Convert the rectangular equation to polar form and sketch its graph. $$ 3 x-y+2=0 $$

Short answer

The polar form of the given rectangle equation is \(r = -2/(3\cos\theta - \sin\theta)\). The sketch involves a curve, with its maximum in the \(3\pi/4\) direction, extends indefinitely in the \(\pi/4\) and \(-3\pi/4\) directions. Where points are negative, reflect them across the origin.

Step-by-step solution

Convert Rectangular Equations into Polar form

In the given equation \(3x - y + 2 = 0\), replace \(x\) with \(r \cos \theta\) and \(y\) with \(r \sin \theta\). The equation becomes \(3r \cos \theta - r \sin \theta + 2 = 0\). To simplify further, factor out the \(r\) which yields \(r(3 \cos \theta - \sin \theta )+2=0\).

Solve for r

For the graph, it is easier to have \(r\) on one side of the equation.

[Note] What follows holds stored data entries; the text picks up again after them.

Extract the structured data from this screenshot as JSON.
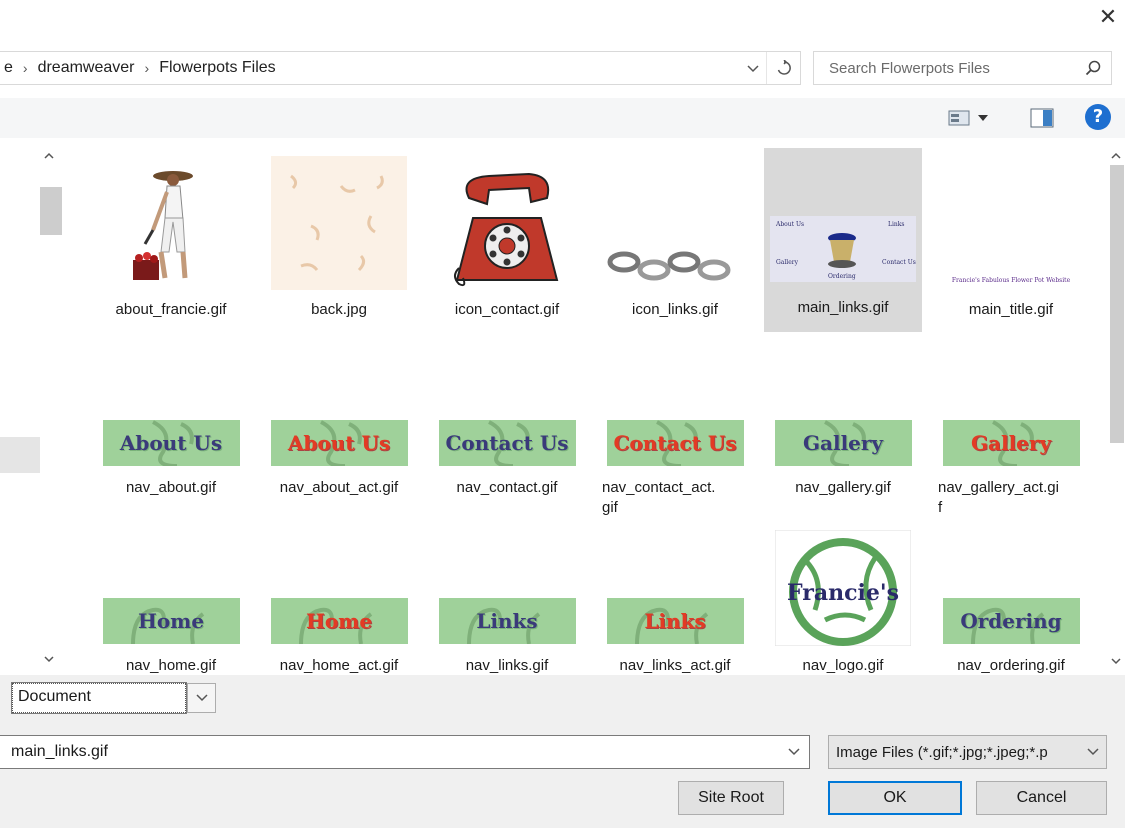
{
  "dialog": {
    "close_glyph": "✕"
  },
  "address": {
    "crumbs": [
      "e",
      "dreamweaver",
      "Flowerpots Files"
    ],
    "separator": "›",
    "dropdown_icon": "chevron-down-icon",
    "refresh_icon": "refresh-icon"
  },
  "search": {
    "placeholder": "Search Flowerpots Files",
    "icon": "search-icon"
  },
  "toolbar": {
    "view_icon": "view-options-icon",
    "pane_icon": "preview-pane-icon",
    "help_label": "?"
  },
  "files": [
    {
      "name": "about_francie.gif",
      "selected": false
    },
    {
      "name": "back.jpg",
      "selected": false
    },
    {
      "name": "icon_contact.gif",
      "selected": false
    },
    {
      "name": "icon_links.gif",
      "selected": false
    },
    {
      "name": "main_links.gif",
      "selected": true,
      "thumb_labels": [
        "About Us",
        "Links",
        "Gallery",
        "Ordering",
        "Contact Us"
      ]
    },
    {
      "name": "main_title.gif",
      "selected": false,
      "thumb_text": "Francie's Fabulous Flower Pot Website"
    },
    {
      "name": "nav_about.gif",
      "button_text": "About Us",
      "style": "dark"
    },
    {
      "name": "nav_about_act.gif",
      "button_text": "About Us",
      "style": "red"
    },
    {
      "name": "nav_contact.gif",
      "button_text": "Contact Us",
      "style": "dark"
    },
    {
      "name": "nav_contact_act.gif",
      "display_lines": [
        "nav_contact_act.",
        "gif"
      ],
      "button_text": "Contact Us",
      "style": "red"
    },
    {
      "name": "nav_gallery.gif",
      "button_text": "Gallery",
      "style": "dark"
    },
    {
      "name": "nav_gallery_act.gif",
      "display_lines": [
        "nav_gallery_act.gi",
        "f"
      ],
      "button_text": "Gallery",
      "style": "red"
    },
    {
      "name": "nav_home.gif",
      "button_text": "Home",
      "style": "dark"
    },
    {
      "name": "nav_home_act.gif",
      "button_text": "Home",
      "style": "red"
    },
    {
      "name": "nav_links.gif",
      "button_text": "Links",
      "style": "dark"
    },
    {
      "name": "nav_links_act.gif",
      "button_text": "Links",
      "style": "red"
    },
    {
      "name": "nav_logo.gif",
      "logo_text": "Francie's"
    },
    {
      "name": "nav_ordering.gif",
      "button_text": "Ordering",
      "style": "dark"
    }
  ],
  "bottom": {
    "relative_to": "Document",
    "filename_value": "main_links.gif",
    "file_type": "Image Files (*.gif;*.jpg;*.jpeg;*.p",
    "site_root_label": "Site Root",
    "ok_label": "OK",
    "cancel_label": "Cancel"
  }
}
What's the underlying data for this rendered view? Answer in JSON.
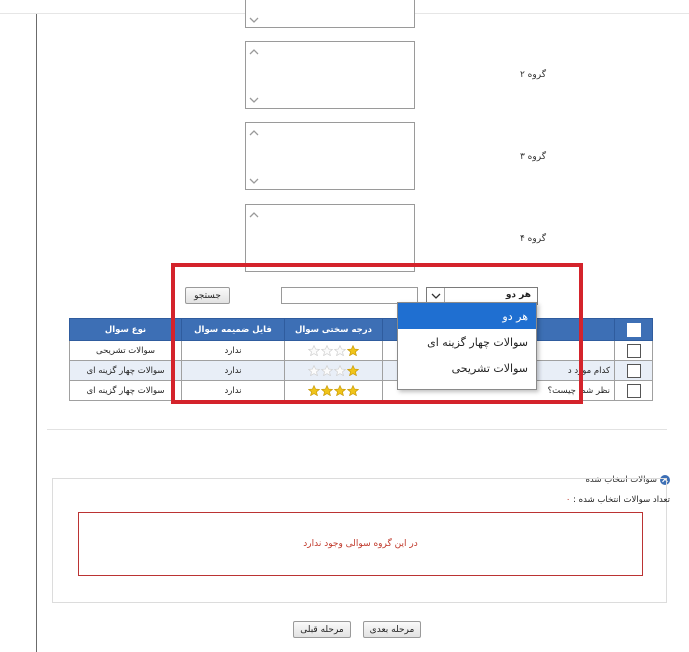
{
  "groups": [
    {
      "label": "گروه ۲"
    },
    {
      "label": "گروه ۳"
    },
    {
      "label": "گروه ۴"
    }
  ],
  "search": {
    "button_label": "جستجو",
    "input_value": "",
    "type_select_value": "هر دو"
  },
  "dropdown": {
    "options": [
      "هر دو",
      "سوالات چهار گزینه ای",
      "سوالات تشریحی"
    ],
    "selected_index": 0
  },
  "table": {
    "headers": {
      "type": "نوع سوال",
      "attachment": "فایل ضمیمه سوال",
      "difficulty": "درجه سختی سوال"
    },
    "rows": [
      {
        "type": "سوالات تشریحی",
        "attachment": "ندارد",
        "stars": 1,
        "question": ""
      },
      {
        "type": "سوالات چهار گزینه ای",
        "attachment": "ندارد",
        "stars": 1,
        "question": "کدام مورد د"
      },
      {
        "type": "سوالات چهار گزینه ای",
        "attachment": "ندارد",
        "stars": 4,
        "question": "نظر شما چیست؟"
      }
    ]
  },
  "selected": {
    "title": "سوالات انتخاب شده",
    "count_label": "تعداد سوالات انتخاب شده :",
    "count_value": "۰",
    "empty_message": "در این گروه سوالی وجود ندارد"
  },
  "nav": {
    "next_label": "مرحله بعدی",
    "prev_label": "مرحله قبلی"
  },
  "colors": {
    "header_blue": "#3d6fb5",
    "highlight_red": "#d4232b",
    "star_gold": "#f0c419"
  }
}
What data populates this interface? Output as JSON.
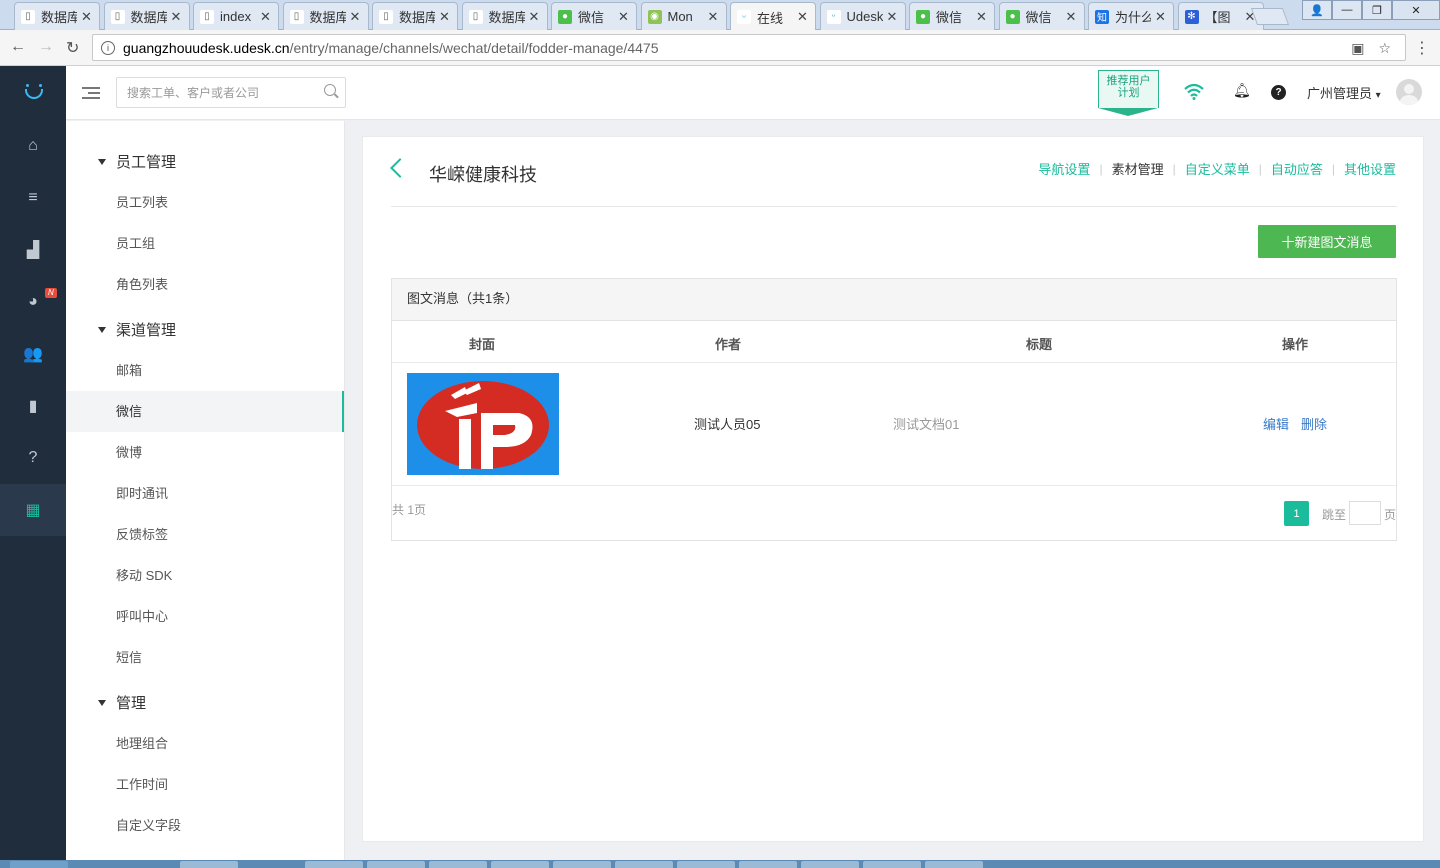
{
  "browser": {
    "tabs": [
      {
        "title": "数据库",
        "icon": "page-icon"
      },
      {
        "title": "数据库",
        "icon": "page-icon"
      },
      {
        "title": "index",
        "icon": "page-icon"
      },
      {
        "title": "数据库",
        "icon": "page-icon"
      },
      {
        "title": "数据库",
        "icon": "page-icon"
      },
      {
        "title": "数据库",
        "icon": "page-icon"
      },
      {
        "title": "微信",
        "icon": "wechat-icon"
      },
      {
        "title": "Mon",
        "icon": "monitor-icon"
      },
      {
        "title": "在线",
        "icon": "udesk-icon",
        "active": true
      },
      {
        "title": "Udesk",
        "icon": "udesk-icon"
      },
      {
        "title": "微信",
        "icon": "wechat-icon"
      },
      {
        "title": "微信",
        "icon": "wechat-icon"
      },
      {
        "title": "为什么",
        "icon": "zhihu-icon"
      },
      {
        "title": "【图",
        "icon": "baidu-icon"
      }
    ],
    "url_host": "guangzhouudesk.udesk.cn",
    "url_path": "/entry/manage/channels/wechat/detail/fodder-manage/4475"
  },
  "header": {
    "search_placeholder": "搜索工单、客户或者公司",
    "promo_line1": "推荐用户",
    "promo_line2": "计划",
    "user_name": "广州管理员",
    "user_caret": "▾"
  },
  "darknav": {
    "items": [
      {
        "icon": "home-icon",
        "glyph": "⌂"
      },
      {
        "icon": "ticket-list-icon",
        "glyph": "≡"
      },
      {
        "icon": "report-bar-icon",
        "glyph": "▟"
      },
      {
        "icon": "pie-chart-icon",
        "glyph": "◕",
        "badge": "N"
      },
      {
        "icon": "customers-icon",
        "glyph": "👥"
      },
      {
        "icon": "knowledge-book-icon",
        "glyph": "▮"
      },
      {
        "icon": "help-circle-icon",
        "glyph": "?"
      },
      {
        "icon": "settings-grid-icon",
        "glyph": "▦",
        "active": true
      }
    ]
  },
  "sidebar": {
    "groups": [
      {
        "label": "员工管理",
        "items": [
          "员工列表",
          "员工组",
          "角色列表"
        ]
      },
      {
        "label": "渠道管理",
        "items": [
          "邮箱",
          "微信",
          "微博",
          "即时通讯",
          "反馈标签",
          "移动 SDK",
          "呼叫中心",
          "短信"
        ]
      },
      {
        "label": "管理",
        "items": [
          "地理组合",
          "工作时间",
          "自定义字段"
        ]
      }
    ],
    "active_item": "微信"
  },
  "main": {
    "title": "华嵘健康科技",
    "tabs": [
      "导航设置",
      "素材管理",
      "自定义菜单",
      "自动应答",
      "其他设置"
    ],
    "current_tab": "素材管理",
    "new_button": "十新建图文消息",
    "table_caption": "图文消息（共1条）",
    "columns": [
      "封面",
      "作者",
      "标题",
      "操作"
    ],
    "rows": [
      {
        "author": "测试人员05",
        "title": "测试文档01",
        "actions": [
          "编辑",
          "删除"
        ]
      }
    ],
    "pagination": {
      "total_text": "共 1页",
      "current_page": "1",
      "jump_label": "跳至",
      "page_suffix": "页"
    }
  },
  "colors": {
    "accent": "#1abc9c",
    "primary_button": "#4db851",
    "link": "#3a7ac8",
    "dark_sidebar": "#1f2d3d"
  }
}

Subtract 2 from both side to get \(r(3 \cos \theta - \sin\theta) = -2\). Then divide both sides by \((3 \cos \theta - \sin \theta)\) to isolate \(r\), producing \(r = -2/(3 \cos \theta - \sin \theta)\).

Sketch the Graph

The graph sketching involves plotting the points of \(r\) and \(\theta\) on a polar grid. As \(\theta\) varies from \(0\) to \(360^{\circ}\) or \(0\) to \(2\pi\), mark the corresponding \(r\) values. Remember, \(r<0\) means the point is in the opposite direction. Properly interpret points where \(r\) is negative by reflecting over the origin and acquire smooth curve by joining these points.